Su entrenador no lo dejó caerse y una vez más le planteó un objetivo: levantar 200 kilos durante un evento en Mar del Plata con público y certificado por un escribano. Era su último acto antes de dejar las pesas para siempre. Darío se preparó y el evento incluyó una charla motivacional para el público. “Iba sumando de a 10 kilos mientras hablaba y les contaba todo el esfuerzo que había realizado en mi vida. En un momento llegué a los 200 y todos me ovacionaron”, relata. Así, el protagonista de esta historia se convirtió en el hombre más fuerte del mundo. Había levantado cuatro veces el peso de su propio cuerpo.

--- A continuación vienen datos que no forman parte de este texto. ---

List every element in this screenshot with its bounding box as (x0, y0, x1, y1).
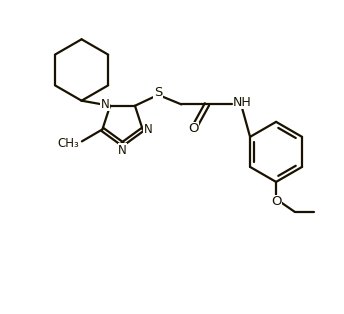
Text: O: O (271, 195, 281, 208)
Text: N: N (118, 144, 127, 157)
Text: O: O (188, 122, 198, 135)
Text: S: S (154, 86, 162, 99)
Text: NH: NH (233, 96, 252, 109)
Text: N: N (144, 123, 152, 136)
Text: CH₃: CH₃ (57, 137, 79, 149)
Text: N: N (101, 98, 110, 111)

El deportista dejó las pesas, pero quería seguir con el entrenamiento. El fisicoculturismo era una buena oportunidad. “Seguí levantando peso, pero era diferente. Ahora hacía más repeticiones con menos cantidad para afinar mis músculos para las demostraciones”, explica.
Participó en torneos provinciales y regionales. Tuvo que acomodar su cuerpo a la nueva realidad. Mucha depilación y una crema especial que en un video de TikTok se ve que le pasa su mamá para lucir durante los torneos. Siempre una sonrisa en el momento de contraer los brazos y las piernas para convencer al jurado.
Darío tiene su última revancha un torneo para discapacitados de fisicoculturismo en Acapulco, México. Allí compitió con otros deportistas en silla de ruedas o amputados que también trabajaron sus músculos a base entrenamiento y proteínas. El deportista ganó el torneo sudamericano y por fin pudo colgarse la medalla en su pecho. “En el momento de la premiación sentís que toda tu vida pasa como una película. Desde que salís del vientre de tu mamá, todos los entrenamientos y las veces que me esforcé, pero me rechazaban por algún detalle técnico pese a que había sido el mejor del torneo”, relata y se le quiebra la voz al recordarlo.
Villarroel abrió un gimnasio en la parte de adelante de la casa de su mamá en Palpalá. Aprovecha para tenerla cerca y compartir mates por la tarde cuando el trabajo lo deja. Allí, entre barras y mancuernas, prepara a otros jóvenes que sueñan como él algún día colgarse una medalla de campeón en el pecho. Cada tanto, Darío se calza el slip de algunos de sus torneos y vuelve a soñar. Contrae sus brazos y sus piernas. Hace las mismas poses y la sonrisa con las que ganó la medalla en Acapulco. ¿Que ve cuando se planta frente al espejo de su gimnasio? “Me siento bien con mi cuerpo. Veo mi espíritu grande y todo el esfuerzo que tuve que hacer para llegar hasta acá”.